All tool results following an assistant message are grouped into a single tool turn with XML-wrapped JSON responses:

<tool_response>
{"tool_call_id": "call_abc123", "name": "terminal", "content": "output here"}
</tool_response>
  • If tool content looks like JSON (starts with { or [), it's parsed so the content field contains a JSON object/array rather than a string
  • Multiple tool results are joined with newlines in one message
  • The tool name is matched by position against the parent assistant's tool_calls array

System Message

The system message is generated at save time (not taken from the conversation). It follows the Hermes function-calling prompt template with:

  • Preamble explaining the function-calling protocol
  • <tools> XML block containing the JSON tool definitions
  • Schema reference for FunctionCall objects
  • <tool_call> example

Tool definitions include name, description, parameters, and required (set to null to match the canonical format).

Loading Trajectories

Trajectories are standard JSONL — load with any JSON-lines reader:

import json

def load_trajectories(path: str):
"""Load trajectory entries from a JSONL file."""
entries = []
with open(path, "r", encoding="utf-8") as f:
for line in f:
line = line.strip()
if line:
entries.append(json.loads(line))
return entries

# Filter to successful completions only
successful = [e for e in load_trajectories("trajectory_samples.jsonl")
if e.get("completed")]

# Extract just the conversations for training
training_data = [e["conversations"] for e in successful]

Loading for HuggingFace Datasets

from datasets import load_dataset

ds = load_dataset("json", data_files="trajectory_samples.jsonl")
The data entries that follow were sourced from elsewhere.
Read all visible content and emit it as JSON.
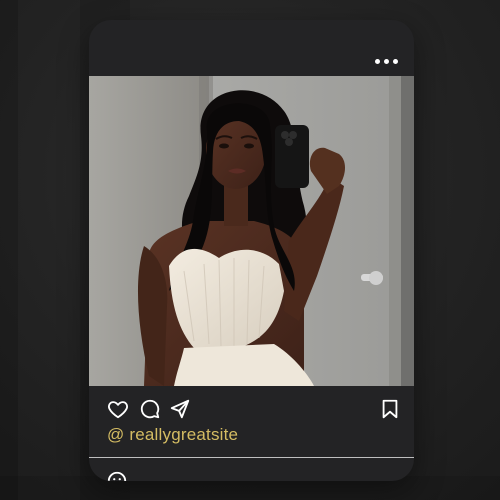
{
  "post": {
    "handle": "@ reallygreatsite"
  },
  "icons": {
    "more": "more-options-icon",
    "like": "heart-icon",
    "comment": "comment-icon",
    "share": "send-icon",
    "save": "bookmark-icon",
    "emoji": "emoji-icon"
  },
  "colors": {
    "background": "#252525",
    "card": "#232325",
    "handle": "#d4bc63",
    "icon": "#ffffff",
    "divider": "#bfbfbf"
  }
}
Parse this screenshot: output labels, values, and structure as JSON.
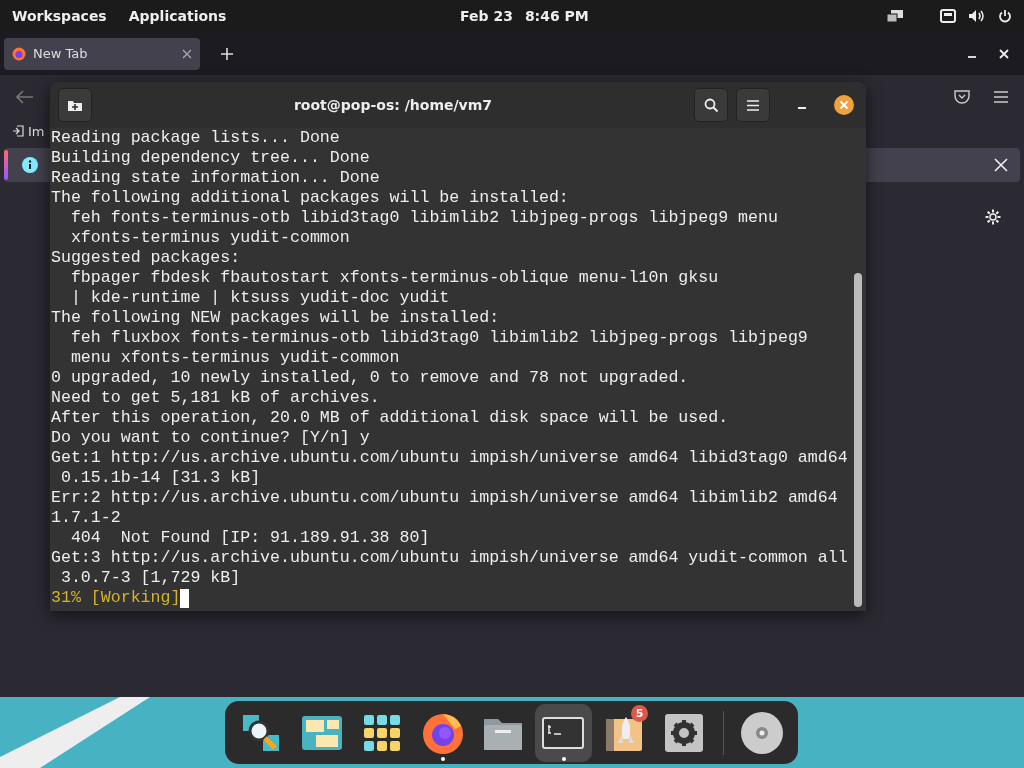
{
  "top_bar": {
    "left": [
      "Workspaces",
      "Applications"
    ],
    "date": "Feb 23",
    "time": "8:46 PM"
  },
  "browser": {
    "tabs": [
      {
        "label": "New Tab",
        "selected": true
      }
    ],
    "bookmark": "Im"
  },
  "terminal": {
    "title": "root@pop-os: /home/vm7",
    "lines": [
      {
        "kind": "text",
        "text": "Reading package lists... Done"
      },
      {
        "kind": "text",
        "text": "Building dependency tree... Done"
      },
      {
        "kind": "text",
        "text": "Reading state information... Done"
      },
      {
        "kind": "text",
        "text": "The following additional packages will be installed:"
      },
      {
        "kind": "text",
        "text": "  feh fonts-terminus-otb libid3tag0 libimlib2 libjpeg-progs libjpeg9 menu"
      },
      {
        "kind": "text",
        "text": "  xfonts-terminus yudit-common"
      },
      {
        "kind": "text",
        "text": "Suggested packages:"
      },
      {
        "kind": "text",
        "text": "  fbpager fbdesk fbautostart xfonts-terminus-oblique menu-l10n gksu"
      },
      {
        "kind": "text",
        "text": "  | kde-runtime | ktsuss yudit-doc yudit"
      },
      {
        "kind": "text",
        "text": "The following NEW packages will be installed:"
      },
      {
        "kind": "text",
        "text": "  feh fluxbox fonts-terminus-otb libid3tag0 libimlib2 libjpeg-progs libjpeg9"
      },
      {
        "kind": "text",
        "text": "  menu xfonts-terminus yudit-common"
      },
      {
        "kind": "text",
        "text": "0 upgraded, 10 newly installed, 0 to remove and 78 not upgraded."
      },
      {
        "kind": "text",
        "text": "Need to get 5,181 kB of archives."
      },
      {
        "kind": "text",
        "text": "After this operation, 20.0 MB of additional disk space will be used."
      },
      {
        "kind": "text",
        "text": "Do you want to continue? [Y/n] y"
      },
      {
        "kind": "text",
        "text": "Get:1 http://us.archive.ubuntu.com/ubuntu impish/universe amd64 libid3tag0 amd64"
      },
      {
        "kind": "text",
        "text": " 0.15.1b-14 [31.3 kB]"
      },
      {
        "kind": "text",
        "text": "Err:2 http://us.archive.ubuntu.com/ubuntu impish/universe amd64 libimlib2 amd64"
      },
      {
        "kind": "text",
        "text": "1.7.1-2"
      },
      {
        "kind": "text",
        "text": "  404  Not Found [IP: 91.189.91.38 80]"
      },
      {
        "kind": "text",
        "text": "Get:3 http://us.archive.ubuntu.com/ubuntu impish/universe amd64 yudit-common all"
      },
      {
        "kind": "text",
        "text": " 3.0.7-3 [1,729 kB]"
      },
      {
        "kind": "progress",
        "text": "31% [Working]"
      }
    ]
  },
  "dock": {
    "badge": "5"
  }
}
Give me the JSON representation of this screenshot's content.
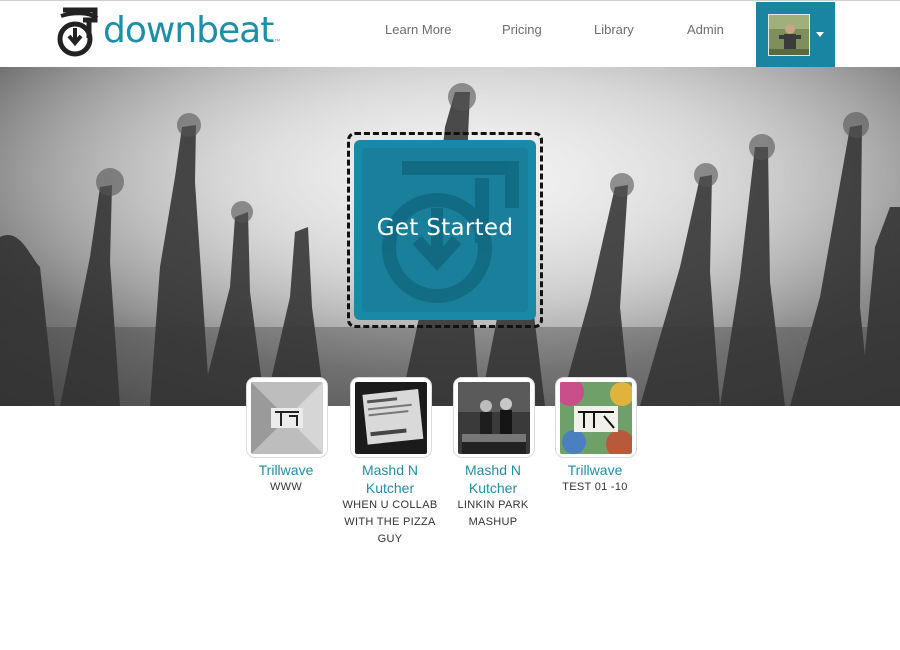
{
  "header": {
    "logo_text": "downbeat",
    "logo_tm": "™",
    "nav": [
      {
        "label": "Learn More"
      },
      {
        "label": "Pricing"
      },
      {
        "label": "Library"
      },
      {
        "label": "Admin"
      }
    ],
    "user_menu_icon": "caret-down-icon"
  },
  "hero": {
    "cta_label": "Get Started"
  },
  "tracks": [
    {
      "artist": "Trillwave",
      "title": "www"
    },
    {
      "artist": "Mashd N Kutcher",
      "title": "WHEN U COLLAB WITH THE PIZZA GUY"
    },
    {
      "artist": "Mashd N Kutcher",
      "title": "LINKIN PARK MASHUP"
    },
    {
      "artist": "Trillwave",
      "title": "Test 01 -10"
    }
  ],
  "colors": {
    "brand": "#1d8fa8",
    "user_box": "#1a85a3",
    "cta": "#188aa8"
  }
}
The normalized tool_stats schema ensures all entries have the same columns, preventing Arrow schema mismatch errors during dataset loading.

Controlling Trajectory Saving

In the CLI, trajectory saving is controlled by:

# config.yaml
agent:
save_trajectories: true # default: false

Or via the --save-trajectories flag. When the agent initializes with save_trajectories=True, the _save_trajectory() method is called at the end of each conversation turn.

The batch runner always saves trajectories (that's its primary purpose).

Samples with zero reasoning across all turns are automatically discarded by the batch runner to avoid polluting training data with non-reasoning examples.